Define what APIs are expected from the system...

Get Threads

GET /1/threads?threadId={id}
Response : 200 OK
Response Body : [one or more Thread instances]

List All Threads

Get a paginated list of threads with parameters,

cursor: optional, a timestamp, returns threads after this timestamp
limit: optional, a number of threads to return

GET /1/threads?cursor={timestamp}&limit=50
Response : 200 OK
Response Body : {
  threads:[],
  nextCursor: <timestamp>
}

Create a Thread

POST /1/threads
Request Header: {
  Authorization: Bearer <JWT token>
}
Request body: { 
 A thread instance
}
Response: 201 CREATED

Get comments for a thread

get top-level comments of a thread, if cursor is specified then system returns comments after the specified timestamp and steps through 100 comments at a time. If cursor is not specified then first 100 comments with its sub comments

GET /1/threads/{threadId}/comments/cursor={timestamp}&limit=100
Response : 200 OK
Response Body: {one or more Comment instance, each comment instance might contain sub comments in its children attribute}

Get nested comments of a comment

GET /1/comments/{commentId}/replies?cursor={timestamp}&limit=20
Response : 200 OK
Response Body: {one or more Comment instance, each comment instance might contain sub comments in its children attribute}

Edit a Comment

PUT /1/comments/{commentid}
Request Header: {
  Authorization: Bearer <JWT token>
}
Request Body: {content of the comment}
Response : 200 OK
Response body: {updated Comment instance}

Delete a Comment

PUT /1/comments/{commentid}
Request Header: {
  Authorization: Bearer <JWT token>
}
Response : 204 NO CONTENT
Response body: {updated Comment instance}

The cursor query parameter may be ISO timestamp or UUID of a comment

Database design

Defining the system data model early on will clarify how data will flow among different components of the system.
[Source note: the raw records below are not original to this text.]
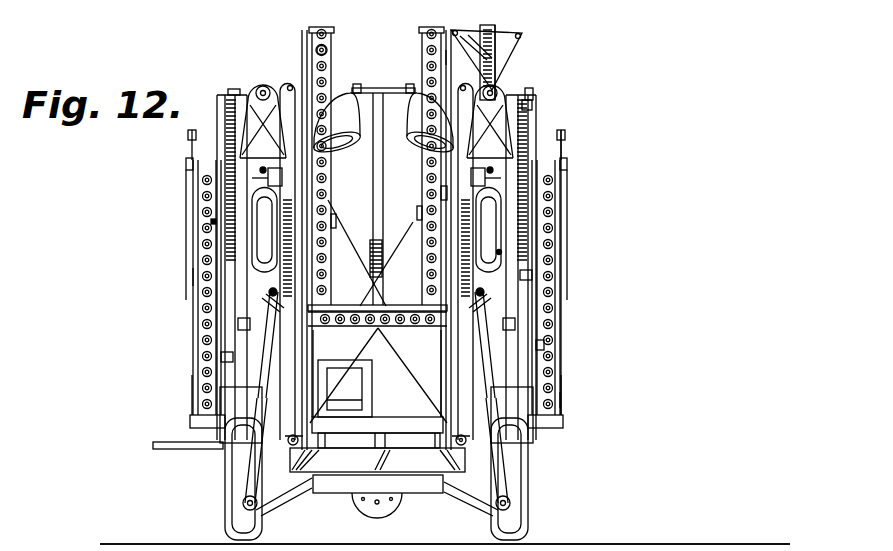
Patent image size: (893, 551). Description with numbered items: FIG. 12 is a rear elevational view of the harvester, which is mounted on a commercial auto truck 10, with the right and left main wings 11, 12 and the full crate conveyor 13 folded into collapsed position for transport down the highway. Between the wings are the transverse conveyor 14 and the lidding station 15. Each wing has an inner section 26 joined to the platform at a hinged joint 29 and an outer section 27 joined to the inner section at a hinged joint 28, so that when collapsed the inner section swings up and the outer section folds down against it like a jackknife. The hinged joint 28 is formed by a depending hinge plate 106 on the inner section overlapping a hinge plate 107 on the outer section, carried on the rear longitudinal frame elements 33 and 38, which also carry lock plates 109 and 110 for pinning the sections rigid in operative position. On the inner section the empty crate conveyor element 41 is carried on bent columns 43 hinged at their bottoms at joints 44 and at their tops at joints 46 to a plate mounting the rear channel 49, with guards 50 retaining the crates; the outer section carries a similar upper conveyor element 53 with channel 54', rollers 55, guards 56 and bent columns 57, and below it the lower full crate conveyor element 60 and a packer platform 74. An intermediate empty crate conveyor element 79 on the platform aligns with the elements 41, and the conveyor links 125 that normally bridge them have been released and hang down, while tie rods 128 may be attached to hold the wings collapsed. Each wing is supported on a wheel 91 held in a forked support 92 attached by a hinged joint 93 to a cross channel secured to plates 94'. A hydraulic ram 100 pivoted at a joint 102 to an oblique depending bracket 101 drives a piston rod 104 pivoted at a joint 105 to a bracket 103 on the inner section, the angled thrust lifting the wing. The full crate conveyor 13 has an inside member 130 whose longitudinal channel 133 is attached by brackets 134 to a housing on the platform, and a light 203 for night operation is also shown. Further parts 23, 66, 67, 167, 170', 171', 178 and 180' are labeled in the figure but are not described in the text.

The commercial auto truck 10 is at (344, 268).
The main wing 11 is at (584, 118).
The main wing 12 is at (124, 245).
The full crate conveyor 13 is at (508, 53).
The transverse conveyor 14 is at (357, 405).
The lidding station 15 is at (401, 247).
The axle housing 23 is at (338, 490).
The inner section 26 is at (270, 362).
The outer section 27 is at (221, 358).
The hinged joint 28 is at (268, 78).
The hinged joint 29 is at (294, 446).
The longitudinal frame element 33 is at (284, 132).
The longitudinal frame element 38 is at (237, 118).
The empty crate conveyor element 41 is at (343, 51).
The bent columns 43 is at (423, 150).
The hinged joint 44 is at (432, 193).
The hinged joint 46 is at (430, 90).
The channel 49 is at (327, 58).
The guards 50 is at (360, 88).
The upper conveyor element 53 is at (195, 284).
The channel 54' is at (378, 398).
The rollers 55 is at (207, 244).
The guards 56 is at (192, 382).
The bent columns 57 is at (194, 137).
The lower full crate conveyor element 60 is at (425, 444).
The frame rail 66 is at (308, 177).
The mast column 67 is at (232, 105).
The platform 74 is at (238, 328).
The intermediate empty crate conveyor element 79 is at (399, 299).
The wheel 91 is at (211, 222).
The forked supports 92 is at (253, 213).
The hinged joint 93 is at (266, 166).
The plates 94' is at (378, 229).
The hydraulic cylinders or rams 100 is at (256, 465).
The depending bracket 101 is at (277, 500).
The joint 102 is at (243, 505).
The bracket 103 is at (270, 293).
The piston rod 104 is at (254, 393).
The joint 105 is at (268, 298).
The hinge plate 106 is at (532, 113).
The hinge plate 107 is at (526, 107).
The lock plate 109 is at (232, 90).
The lock plate 110 is at (290, 82).
The conveyor link 125 is at (316, 360).
The tie rods 128 is at (432, 210).
The inside member 130 is at (506, 62).
The longitudinal channel 133 is at (524, 34).
The brackets 134 is at (544, 346).
The frame rail 167 is at (444, 57).
The plate 170' is at (378, 408).
The plate 171' is at (373, 389).
The A-frame brace 178 is at (366, 359).
The bar 180' is at (170, 458).
The light 203 is at (400, 133).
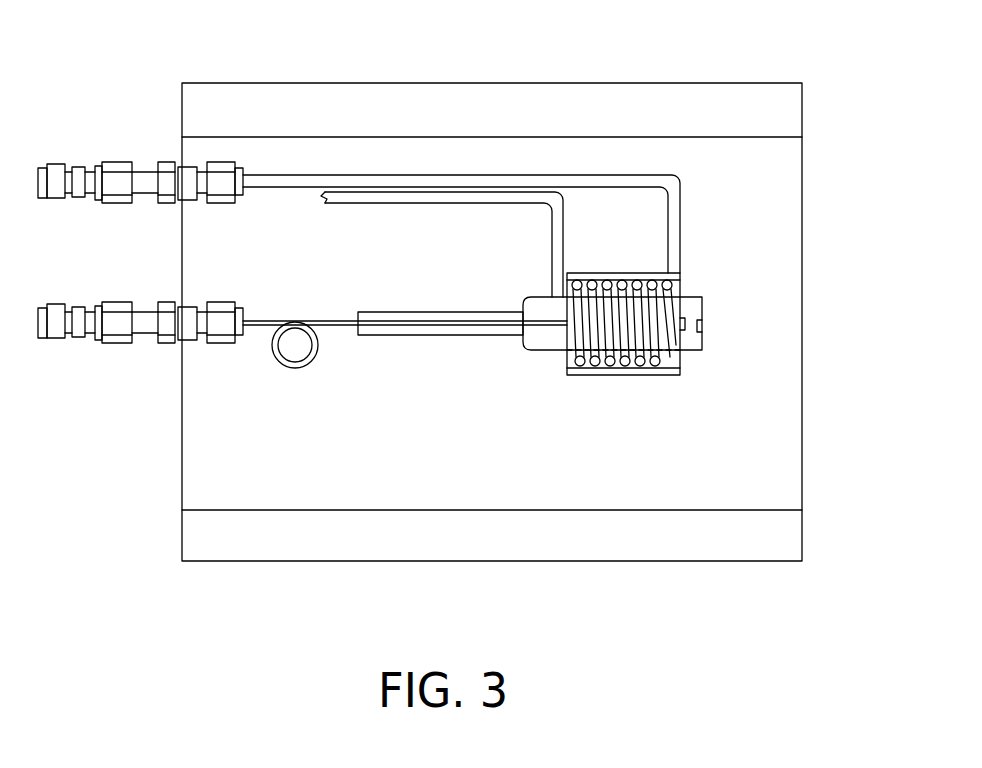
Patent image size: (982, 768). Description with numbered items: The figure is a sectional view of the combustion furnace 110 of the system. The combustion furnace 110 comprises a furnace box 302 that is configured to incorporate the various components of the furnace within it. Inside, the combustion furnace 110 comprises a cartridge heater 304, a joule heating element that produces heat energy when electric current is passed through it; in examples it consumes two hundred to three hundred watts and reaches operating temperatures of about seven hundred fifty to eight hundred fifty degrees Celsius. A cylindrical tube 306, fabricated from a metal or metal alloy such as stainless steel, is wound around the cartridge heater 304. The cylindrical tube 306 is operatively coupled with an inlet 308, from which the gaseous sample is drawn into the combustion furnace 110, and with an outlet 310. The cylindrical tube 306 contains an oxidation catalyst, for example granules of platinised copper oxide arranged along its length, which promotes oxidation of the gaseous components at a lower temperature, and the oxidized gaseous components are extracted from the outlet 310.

The combustion furnace 110 is at (459, 325).
The furnace box 302 is at (481, 498).
The cartridge heater 304 is at (716, 326).
The cylindrical tube 306 is at (627, 364).
The inlet 308 is at (116, 162).
The outlet 310 is at (112, 343).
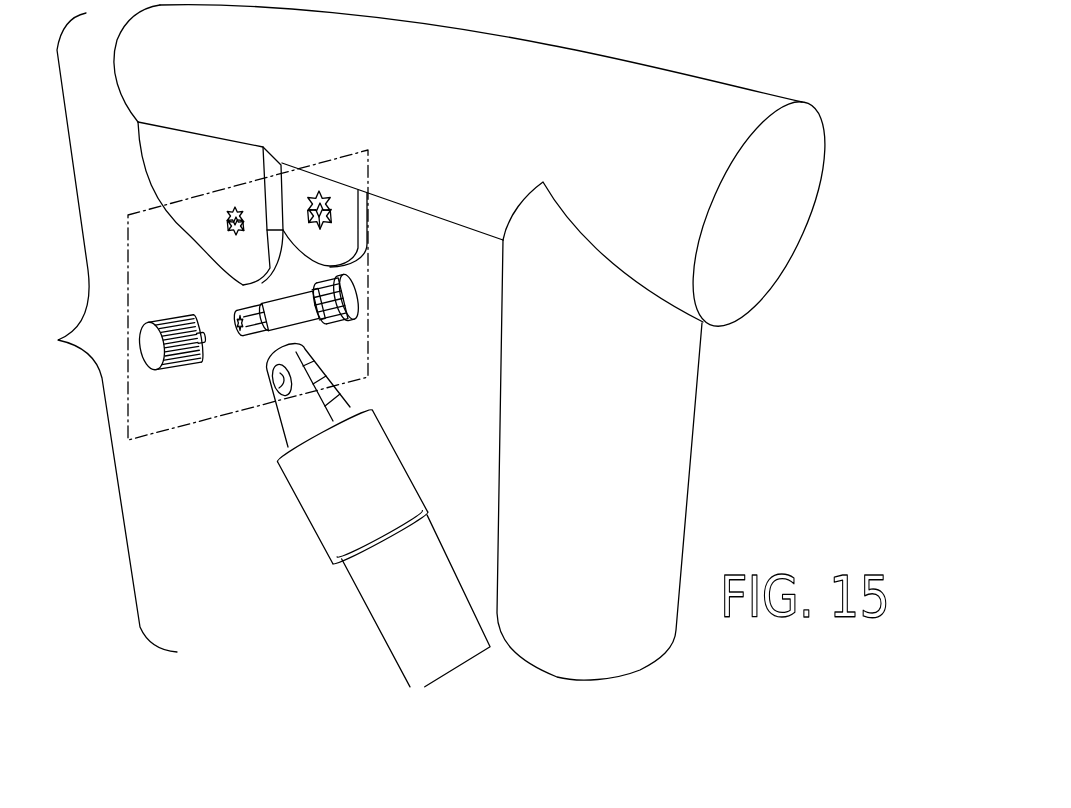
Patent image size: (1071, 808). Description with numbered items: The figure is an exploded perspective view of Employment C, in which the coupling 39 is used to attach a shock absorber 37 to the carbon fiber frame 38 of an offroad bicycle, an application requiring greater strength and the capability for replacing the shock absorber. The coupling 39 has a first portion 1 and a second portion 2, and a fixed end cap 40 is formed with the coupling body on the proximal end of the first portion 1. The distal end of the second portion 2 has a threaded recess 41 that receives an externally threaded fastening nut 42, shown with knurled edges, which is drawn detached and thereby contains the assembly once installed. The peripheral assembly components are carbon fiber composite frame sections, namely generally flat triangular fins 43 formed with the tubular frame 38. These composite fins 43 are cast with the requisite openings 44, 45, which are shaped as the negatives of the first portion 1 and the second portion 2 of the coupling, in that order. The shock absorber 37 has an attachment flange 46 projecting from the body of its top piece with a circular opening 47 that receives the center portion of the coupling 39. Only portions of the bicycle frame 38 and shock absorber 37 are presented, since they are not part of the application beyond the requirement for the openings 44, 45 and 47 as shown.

The carbon fiber frame 38 is at (438, 112).
The triangular fins 43 is at (176, 154).
The opening 44 is at (333, 202).
The opening 45 is at (227, 218).
The fastening nut 42 is at (153, 343).
The threaded recess 41 is at (239, 316).
The coupling 39 is at (291, 308).
The first portion 1 is at (342, 310).
The second portion 2 is at (255, 332).
The fixed end cap 40 is at (353, 295).
The shock absorber 37 is at (350, 475).
The attachment flange 46 is at (298, 413).
The circular opening 47 is at (280, 383).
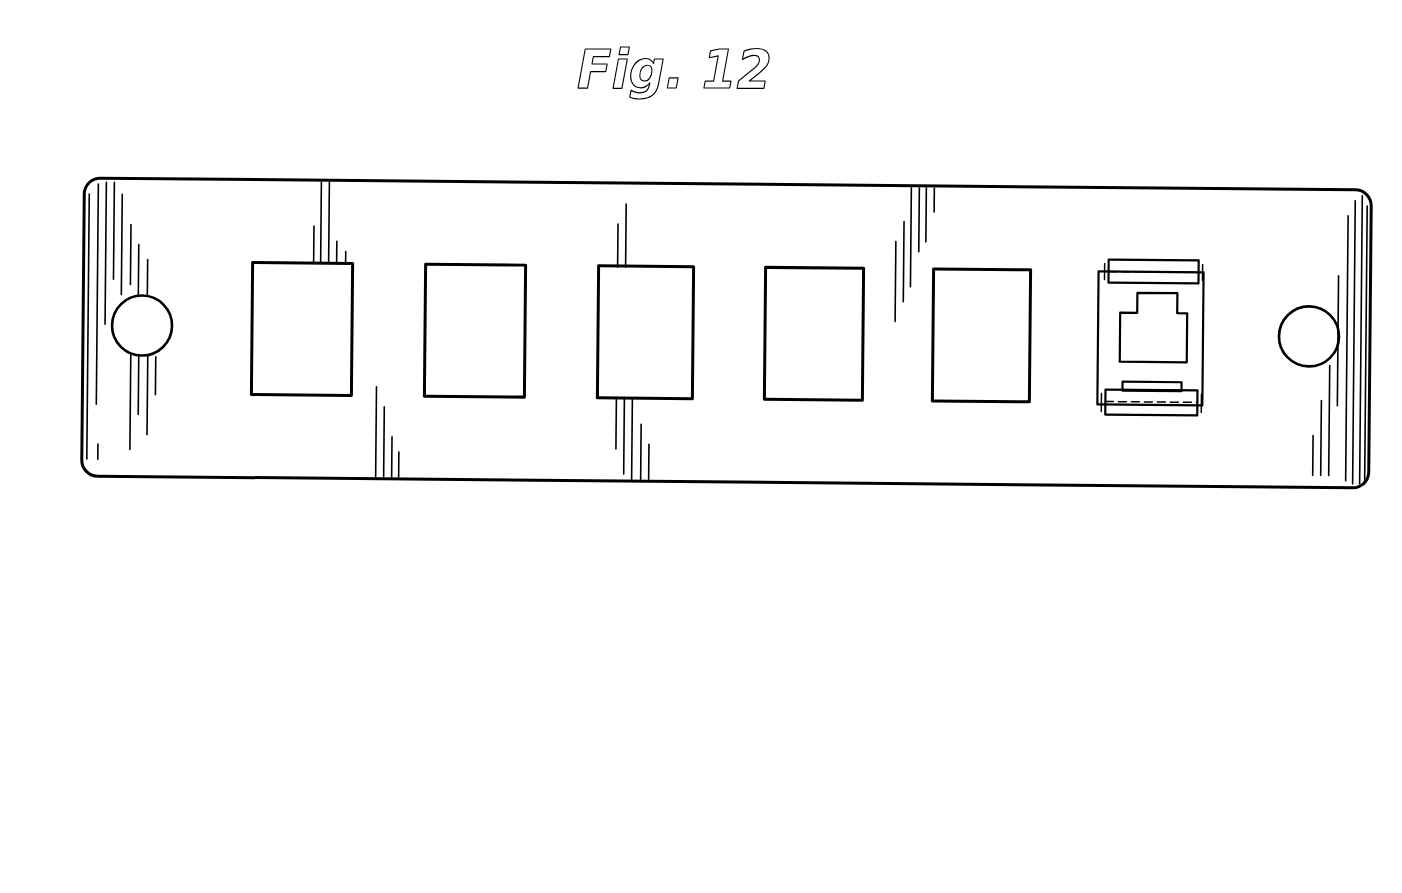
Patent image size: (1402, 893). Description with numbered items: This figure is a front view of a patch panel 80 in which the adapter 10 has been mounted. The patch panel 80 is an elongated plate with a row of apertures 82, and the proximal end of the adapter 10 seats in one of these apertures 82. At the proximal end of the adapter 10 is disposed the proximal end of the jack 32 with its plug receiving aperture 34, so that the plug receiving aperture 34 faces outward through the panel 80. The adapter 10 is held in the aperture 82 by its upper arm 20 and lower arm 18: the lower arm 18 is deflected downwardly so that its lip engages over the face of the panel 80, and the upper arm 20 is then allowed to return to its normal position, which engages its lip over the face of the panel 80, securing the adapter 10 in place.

The patch panel 80 is at (1247, 191).
The apertures 82 is at (1030, 300).
The adapter 10 is at (1124, 262).
The upper arm 20 is at (1172, 272).
The lower arm 18 is at (1160, 398).
The plug receiving aperture 34 is at (1180, 330).
The jack 32 is at (1193, 373).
Also you could draw an ER diagram using the diagramming tool to enhance your design...

Relationship Overview

A thread can have many comments
A comment can have many nested comments
A user can create many threads and post many comments

Core Entities

Thread {threadId, title, content, createdOn, updatedOn, authorId, totalComments, isDeleted, lastCommentedOn}
Comment {commentId, threadId, parentCommentId, content, createdOn, updatedOn, isDeleted, depth, lastCommentedOn, upVotes, sortOrder, replyCount, threadIdPath, children}
Author {userId, name, handle, .....}

Fault Tolerance and Redundancy

System deployed multiple database nodes with replication factor = 3, meaning every write is copied to 2 more nodes, making it 3 copies. When a node goes down, the one or the replica can serve the data. Writes are eventual consistent and synchronised in the background. Helps in,

Disaster recovery
redundancy
high availability

Sharding

Threads are sharded by threadId making it distributed to a database node. "Write Node = hash(threadId) % N nodes" . this evenly distributes data to N nodes

Partitioning

In a node, the data is partitioned by threadId to enable parallel read/writes. Threads and related comments resides in same partition optimising access patterns.

Replication

When a thread/comment is written it's replicated to two more database nodes for redundancy, disaster recovery and high availability .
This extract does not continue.